New York Times: The GOP on the Far Side

The New York Times
This is an archived article that was published on sltrib.com in 2014, and information in the article may be outdated. It is provided only for personal research purposes and may not be reprinted.

Wearing a black leather vest that barely covered the cigar tucked into his pocket, a man named Harley Brown was allowed to join the debate among candidates for governor of Idaho last week, holding forth on discrimination against bikers and the presidential seal tattooed on his shoulder after God told him he would one day occupy the White House.

Another candidate, Walt Bayes, railed against "a bunch of eastern idiots" pushing the country toward Sodom and Gomorrah. If you thought that this was nothing but a stunt designed by Gov. Butch Otter to distract attention from his real opponent, you'd be right. But you'd also be missing the larger point: Republican primaries around the country have largely degenerated into self-parodies. They may lack the flowing beards of Brown and Bayes, but many of the other candidates in the party's primaries — a large number of which happened Tuesday —- are running on ideas only slightly less extreme.

One of the candidates with a serious shot at making the primary runoff in the House race for Georgia's 10th district is Jody Hice, a pastor and talk-show host who says homosexuals have the right to be married, just not to each other. (In 2010, he ran billboards linking President Barack Obama with the hammer and sickle.) Another is Mike Collins, a trucking executive who demonstrated the perils of the Affordable Care Act by running a video that showed him riding between two trucks, stuntman style.

The congressman that both are hoping to replace is Paul Broun, a Tea Party adherent who is running for the nomination for an open Georgia Senate seat against six others in a field that has moved ludicrously far to the right. Broun, best known for calling evolution "lies straight from the pit of hell," gave up his House seat to run, as did Phil Gingrey, who thinks there's some truth to the idea that after a "legitimate rape," women's bodies can shut down conception.

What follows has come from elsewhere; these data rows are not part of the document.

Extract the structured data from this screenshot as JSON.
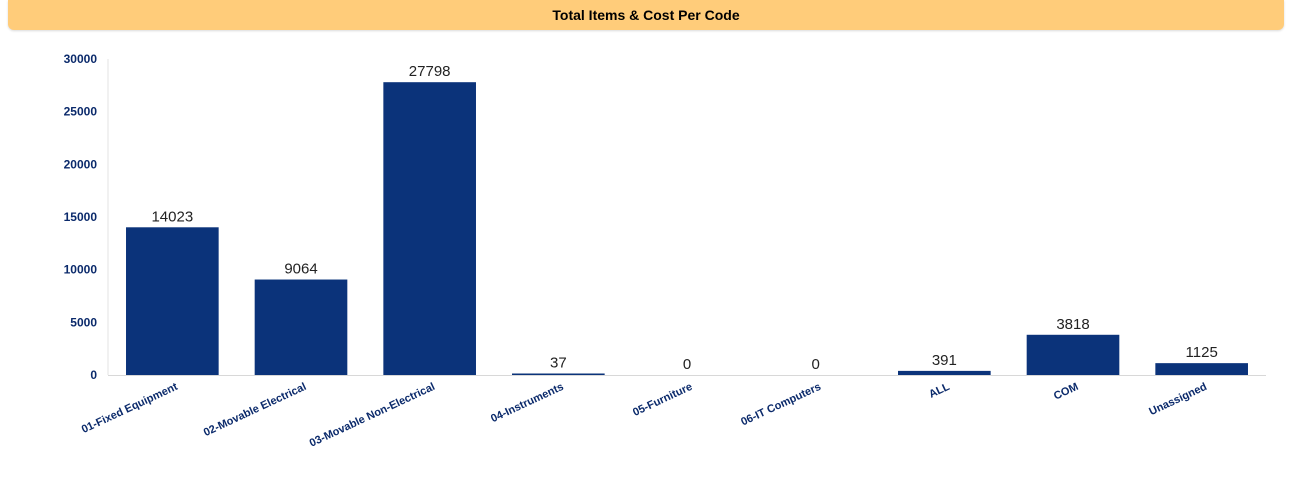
{
  "header": {
    "title": "Total Items & Cost Per Code"
  },
  "colors": {
    "header_bg": "#FFCC7A",
    "bar": "#0B337A",
    "axis_text": "#0B2A6B"
  },
  "chart_data": {
    "type": "bar",
    "title": "Total Items & Cost Per Code",
    "categories": [
      "01-Fixed Equipment",
      "02-Movable Electrical",
      "03-Movable Non-Electrical",
      "04-Instruments",
      "05-Furniture",
      "06-IT Computers",
      "ALL",
      "COM",
      "Unassigned"
    ],
    "values": [
      14023,
      9064,
      27798,
      37,
      0,
      0,
      391,
      3818,
      1125
    ],
    "ylim": [
      0,
      30000
    ],
    "yticks": [
      "0",
      "5000",
      "10000",
      "15000",
      "20000",
      "25000",
      "30000"
    ],
    "xlabel": "",
    "ylabel": "",
    "grid": false,
    "legend": "none"
  }
}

In Kentucky's Senate primary, the Tea Party candidate, Matt Bevin, has accused the Senate minority leader, Mitch McConnell — one of two men most responsible for immobilizing Congress and preventing the passage of job-creating legislation — of being insufficiently conservative.

The list goes on and on. No Republican has a shot in this year's party primaries without paying homage to extremist ideas. Whether the Tea Party is still a political force is a moot point; the radicalism of 2010 and 2012 is very much alive in 2014.